Le Jolof rice est originaire du Sénégal. Cette paternité a été prouvée par l’histoire et confirmée par l’Unesco. Le Sénégal doit relever plusieurs défis pour profiter de cette labellisation.
Le Jolof rice ou riz au poisson – appelé également ceebu jën, selon l’orthographe wolof – a été inscrit au patrimoine mondial de l’Unesco à la demande du Sénégal. Au-delà du débat entre nations ouest-africaines sur la paternité de ce mets, les défis qui attendent le Sénégal pour tirer profit de cette reconnaissance sont nombreux.

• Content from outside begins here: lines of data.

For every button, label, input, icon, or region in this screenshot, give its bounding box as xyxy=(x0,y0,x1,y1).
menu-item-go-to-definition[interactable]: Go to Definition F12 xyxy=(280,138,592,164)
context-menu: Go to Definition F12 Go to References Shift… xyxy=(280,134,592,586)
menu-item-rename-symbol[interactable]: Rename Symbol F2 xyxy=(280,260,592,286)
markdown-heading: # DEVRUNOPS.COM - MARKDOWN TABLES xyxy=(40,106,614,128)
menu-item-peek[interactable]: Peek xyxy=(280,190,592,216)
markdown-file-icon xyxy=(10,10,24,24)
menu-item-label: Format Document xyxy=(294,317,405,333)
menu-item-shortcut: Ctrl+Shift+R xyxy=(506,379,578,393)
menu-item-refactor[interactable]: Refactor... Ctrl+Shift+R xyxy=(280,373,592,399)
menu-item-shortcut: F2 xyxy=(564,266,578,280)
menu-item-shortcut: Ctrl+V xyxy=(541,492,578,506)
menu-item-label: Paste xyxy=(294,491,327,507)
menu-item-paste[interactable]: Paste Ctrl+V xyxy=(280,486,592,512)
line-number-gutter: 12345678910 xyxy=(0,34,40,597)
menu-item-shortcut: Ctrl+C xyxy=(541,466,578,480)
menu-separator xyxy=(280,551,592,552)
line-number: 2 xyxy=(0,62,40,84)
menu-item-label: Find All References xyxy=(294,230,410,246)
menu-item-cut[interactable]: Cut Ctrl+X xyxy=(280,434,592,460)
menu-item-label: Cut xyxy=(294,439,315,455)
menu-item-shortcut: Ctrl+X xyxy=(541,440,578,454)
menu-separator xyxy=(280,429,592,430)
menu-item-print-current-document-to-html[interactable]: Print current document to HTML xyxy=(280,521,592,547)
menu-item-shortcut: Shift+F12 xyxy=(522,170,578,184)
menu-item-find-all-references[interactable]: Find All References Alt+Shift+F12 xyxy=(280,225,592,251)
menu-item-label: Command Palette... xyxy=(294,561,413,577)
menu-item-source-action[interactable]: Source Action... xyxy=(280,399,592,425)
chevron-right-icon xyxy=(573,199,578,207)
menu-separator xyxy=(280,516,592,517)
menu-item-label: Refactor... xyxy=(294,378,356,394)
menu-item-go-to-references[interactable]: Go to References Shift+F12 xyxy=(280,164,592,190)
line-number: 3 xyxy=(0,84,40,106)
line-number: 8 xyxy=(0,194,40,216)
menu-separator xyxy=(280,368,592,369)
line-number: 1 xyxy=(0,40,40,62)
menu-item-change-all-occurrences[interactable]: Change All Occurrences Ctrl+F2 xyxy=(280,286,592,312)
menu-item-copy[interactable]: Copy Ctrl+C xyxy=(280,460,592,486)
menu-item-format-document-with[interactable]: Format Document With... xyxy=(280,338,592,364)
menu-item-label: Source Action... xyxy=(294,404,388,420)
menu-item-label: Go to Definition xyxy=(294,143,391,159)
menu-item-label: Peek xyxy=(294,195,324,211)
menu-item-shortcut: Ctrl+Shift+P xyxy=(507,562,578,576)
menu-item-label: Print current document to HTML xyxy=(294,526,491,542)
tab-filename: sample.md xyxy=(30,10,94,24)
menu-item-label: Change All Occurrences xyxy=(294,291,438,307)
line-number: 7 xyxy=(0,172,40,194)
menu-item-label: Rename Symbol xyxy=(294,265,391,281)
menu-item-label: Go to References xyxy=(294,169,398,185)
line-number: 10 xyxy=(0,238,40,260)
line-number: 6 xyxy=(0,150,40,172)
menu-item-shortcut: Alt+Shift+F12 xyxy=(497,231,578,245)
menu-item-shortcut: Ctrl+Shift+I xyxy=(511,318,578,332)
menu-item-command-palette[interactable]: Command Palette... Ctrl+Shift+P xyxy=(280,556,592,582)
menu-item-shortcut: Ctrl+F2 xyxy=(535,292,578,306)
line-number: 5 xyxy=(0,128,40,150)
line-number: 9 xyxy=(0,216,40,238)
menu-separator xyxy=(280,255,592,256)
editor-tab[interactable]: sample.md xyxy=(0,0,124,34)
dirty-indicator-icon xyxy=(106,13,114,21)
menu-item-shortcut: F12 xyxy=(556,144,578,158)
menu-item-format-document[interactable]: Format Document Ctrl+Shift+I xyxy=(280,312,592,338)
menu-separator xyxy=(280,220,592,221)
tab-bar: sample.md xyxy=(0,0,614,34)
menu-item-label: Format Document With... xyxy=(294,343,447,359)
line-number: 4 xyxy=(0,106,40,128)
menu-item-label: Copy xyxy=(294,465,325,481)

L’origine de ce plat est liée, d’abord, à un point d’histoire. Précisément, la colonisation a substitué aux cultures vivrières la brisure de riz, importée à partir de l’Indochine. Ensuite, interviendra ce que nous avons appelé dans notre livre Le ceebu jën, un patrimoine bien sénégalais le coup de génie des autochtones, notamment des Saint-louisiens. Sous ce rapport, la principale curiosité était la suivante : comment réussir, à partir de ce qu’on n’a pas produit, à créer du tout à fait nouveau. Et en l’occurrence, pour le ceebu jën, ce n’est pas uniquement le riz qui est exporté. Excepté le poisson, pratiquement toutes ses composantes essentielles témoignent, par leur provenance, d’une économie extravertie.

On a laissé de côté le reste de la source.